I like poly for goofing around on shallow creeks, seal launching, and dragging across the parking lot.
I have an orange Venture Islay 12 with skeg Demo that needs a home. Same plastic as the other side of the Factory, Pyrahna whitewater Kayaks.
See you on the water,
The Connection, Inc.
9 W. Market St.
Hyde Park, NY
Are you prepared to learn the techniques necessary for repair work for fiberglass, and composite boats? Are you prepared to spend the time and money necessary to actually do repair work?
If you answer no to either question, I would suggest that you start checking out boats for sale ads. Buy what I call a "beater boat". In other words; a boat you'd
use on rivers that have lots of rock gardens, ledges, and shallow water areas. A boat that would take a lot of abuse, and not require a lot of maintenance, or repair work.
Yes, poly boats are heavy, no doubt?
BUT, how far would you typically have to carry your boat to get it from your vehicle to the water's edge?
Doesn't sound to me like you're talking about doing any lengthy, "death march" portages.
The vast majority of my paddling is done on rivers. I very seldom have to carry a boat more than a couple of boat lengths from my vehicle to the water's edge.
A cheap poly boat is cheaper than Composite Repairs.
Another option is old school home-built fiberglass "pointy boats" that were made on the Augsburger type molds by a lot of paddling clubs back in the 1970's. My outing club used to make them for ourselves -- the boats were 13' long (old Olympic slalom design) and we would lay them up in two halves (sometimes the deck would be in two pieces as well) that we would tape together along the perimeter seam (plus deck seam in the 3=piece version). They were designed so that if you were pinned and trapped in a hole or against an overhang, the water pressure would cause the boat to split apart so you could escape. Then the halves could be recovered and glued back together. They were light -- the one I used to have was only about 25 pounds. Had molded in seats and we added foot braces by drilling through the hull and reinforcing and sealing the fasteners. Had to use inflatable flotation bags but that is often the case with plastic boats as well. I still see them turn up around my area on Craigslist. They are often pretty ugly (we sometimes laid them up with color but they were more often just ugly raw off-white glass fiber color.) And they were fun in class 2 to 5 whitewater and simple to patch, They were similar in proportion and lines to the well known Perception Dancer plastic whitewater boat that was so popular in that era.

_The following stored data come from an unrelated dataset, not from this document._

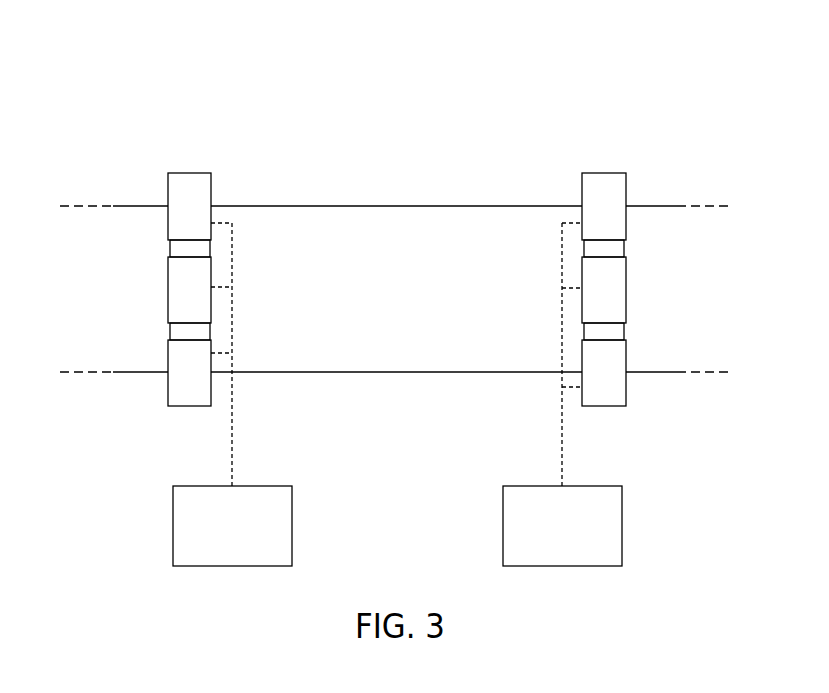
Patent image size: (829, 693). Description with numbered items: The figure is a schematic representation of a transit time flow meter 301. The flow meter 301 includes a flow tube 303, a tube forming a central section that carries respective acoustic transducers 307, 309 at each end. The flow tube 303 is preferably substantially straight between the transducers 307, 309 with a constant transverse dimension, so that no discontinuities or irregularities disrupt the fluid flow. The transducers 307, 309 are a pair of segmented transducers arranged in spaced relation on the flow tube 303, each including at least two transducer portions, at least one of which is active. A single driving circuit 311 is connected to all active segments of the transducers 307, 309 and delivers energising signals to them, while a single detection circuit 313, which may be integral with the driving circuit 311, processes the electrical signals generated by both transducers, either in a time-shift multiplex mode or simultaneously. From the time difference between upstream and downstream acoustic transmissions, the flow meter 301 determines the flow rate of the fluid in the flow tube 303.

The flow meter 301 is at (662, 49).
The flow tube 303 is at (448, 243).
The acoustic transducer 307 is at (190, 260).
The acoustic transducer 309 is at (604, 262).
The driving circuit 311 is at (208, 543).
The detection circuit 313 is at (588, 543).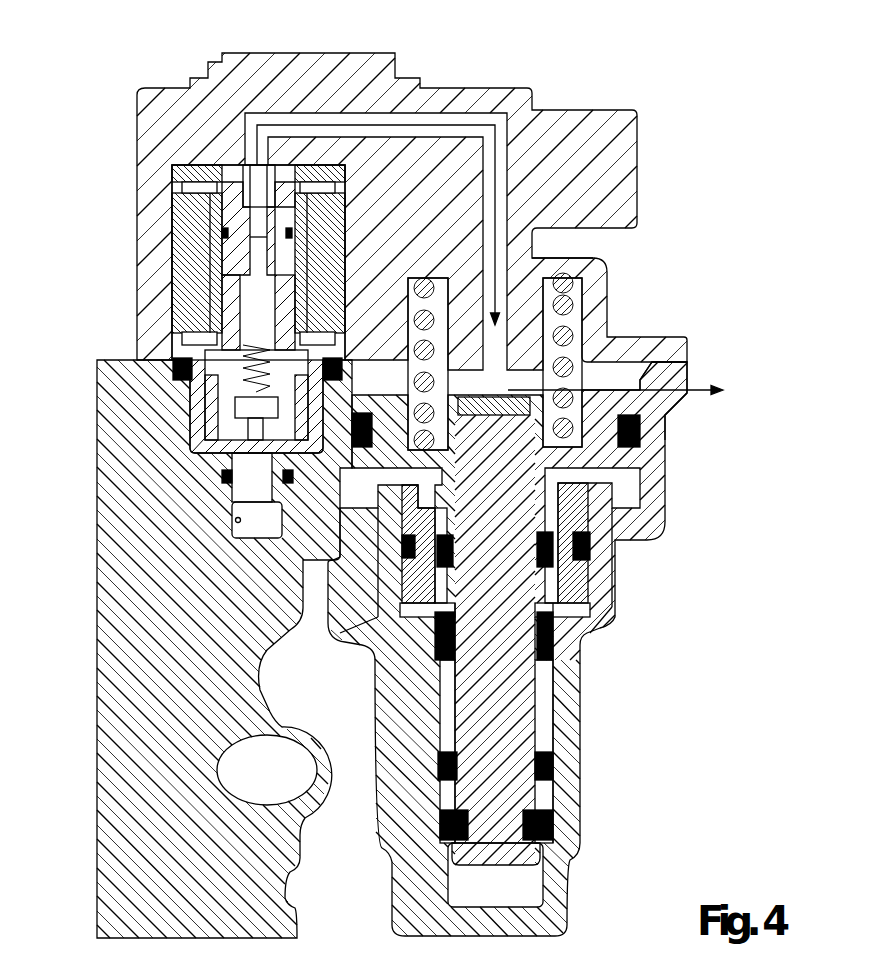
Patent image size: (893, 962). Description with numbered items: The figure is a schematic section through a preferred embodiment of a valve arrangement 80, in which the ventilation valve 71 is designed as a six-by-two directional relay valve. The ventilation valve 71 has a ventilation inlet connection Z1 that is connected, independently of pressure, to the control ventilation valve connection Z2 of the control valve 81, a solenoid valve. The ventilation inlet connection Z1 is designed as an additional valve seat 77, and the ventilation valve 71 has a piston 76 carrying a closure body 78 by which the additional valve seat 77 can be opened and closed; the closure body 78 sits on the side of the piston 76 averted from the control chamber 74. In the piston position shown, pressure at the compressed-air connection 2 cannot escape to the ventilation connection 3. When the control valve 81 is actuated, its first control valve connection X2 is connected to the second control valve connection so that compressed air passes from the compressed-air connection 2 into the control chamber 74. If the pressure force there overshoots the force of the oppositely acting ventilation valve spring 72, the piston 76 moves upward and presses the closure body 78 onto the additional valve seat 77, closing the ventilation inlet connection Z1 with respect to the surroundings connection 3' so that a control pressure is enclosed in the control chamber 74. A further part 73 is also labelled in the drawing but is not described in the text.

The compressed-air connection 2 is at (230, 524).
The valve arrangement 80 is at (160, 68).
The control ventilation valve connection Z2 is at (338, 108).
The control valve 81 is at (232, 256).
The first control valve connection X2 is at (218, 518).
The ventilation valve 71 is at (645, 760).
The control chamber 74 is at (366, 492).
The piston 76 is at (505, 598).
The ventilation connection 3 is at (530, 878).
The closure body 78 is at (505, 416).
The additional valve seat 77 is at (507, 362).
The ventilation inlet connection Z1 is at (503, 358).
The seat insert 73 is at (712, 335).
The surroundings connection 3' is at (636, 378).
The ventilation valve spring 72 is at (635, 433).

By the way, plastic Dancers and Pirouettes from the late 70's and early 80's often turn up in some areas used for around $100. Good beaters. I briefly had an older Dagger RPM that I picked up used for $300, a price that included a PFD, Seals neo skirt and a new whitewater helmet. Got a WW paddle for $45, also on Craigslist. The 9' RPM was another good creeker but it ended up not being a great fit for me so I passed it along to another paddler.

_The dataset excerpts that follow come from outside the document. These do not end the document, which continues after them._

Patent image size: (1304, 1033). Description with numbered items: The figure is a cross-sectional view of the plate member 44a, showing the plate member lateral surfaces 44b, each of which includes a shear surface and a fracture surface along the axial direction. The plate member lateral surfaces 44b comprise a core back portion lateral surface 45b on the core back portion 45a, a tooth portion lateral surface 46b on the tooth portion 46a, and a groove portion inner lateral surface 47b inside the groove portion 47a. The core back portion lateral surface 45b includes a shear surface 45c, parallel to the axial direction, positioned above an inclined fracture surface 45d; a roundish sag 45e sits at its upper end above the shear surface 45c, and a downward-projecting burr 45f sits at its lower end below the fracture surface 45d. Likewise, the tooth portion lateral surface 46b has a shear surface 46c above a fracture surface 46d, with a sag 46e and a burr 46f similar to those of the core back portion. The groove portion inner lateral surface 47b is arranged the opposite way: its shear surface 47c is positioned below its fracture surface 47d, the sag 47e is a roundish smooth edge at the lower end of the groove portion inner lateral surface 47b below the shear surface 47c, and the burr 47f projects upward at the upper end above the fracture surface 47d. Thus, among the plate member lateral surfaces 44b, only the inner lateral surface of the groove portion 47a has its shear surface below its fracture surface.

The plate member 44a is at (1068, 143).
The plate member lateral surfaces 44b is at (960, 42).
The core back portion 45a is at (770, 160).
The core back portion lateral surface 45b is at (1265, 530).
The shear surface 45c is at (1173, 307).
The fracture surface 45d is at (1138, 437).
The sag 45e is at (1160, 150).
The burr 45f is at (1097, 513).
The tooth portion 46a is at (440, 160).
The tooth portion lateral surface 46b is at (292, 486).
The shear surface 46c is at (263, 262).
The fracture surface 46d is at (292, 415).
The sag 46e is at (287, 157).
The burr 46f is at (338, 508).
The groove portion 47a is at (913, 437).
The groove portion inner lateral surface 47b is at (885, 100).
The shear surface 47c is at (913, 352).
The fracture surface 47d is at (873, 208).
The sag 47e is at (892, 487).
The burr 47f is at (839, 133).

If you are talking really tiny creeks, I have taken my absolutely ancient Piedra out for that. Same era as the above mixed/WW boats mentioned by Willowleaf, and if the decades old plastic gives way I just walk out thru some muck cursing at flies. What I like about it is being easy and thoughtless to drag over berms or around beaver dams, a common feature of smaller creeks around here. I paid a kid $100 for it and it has been a great little boat to have around for that money.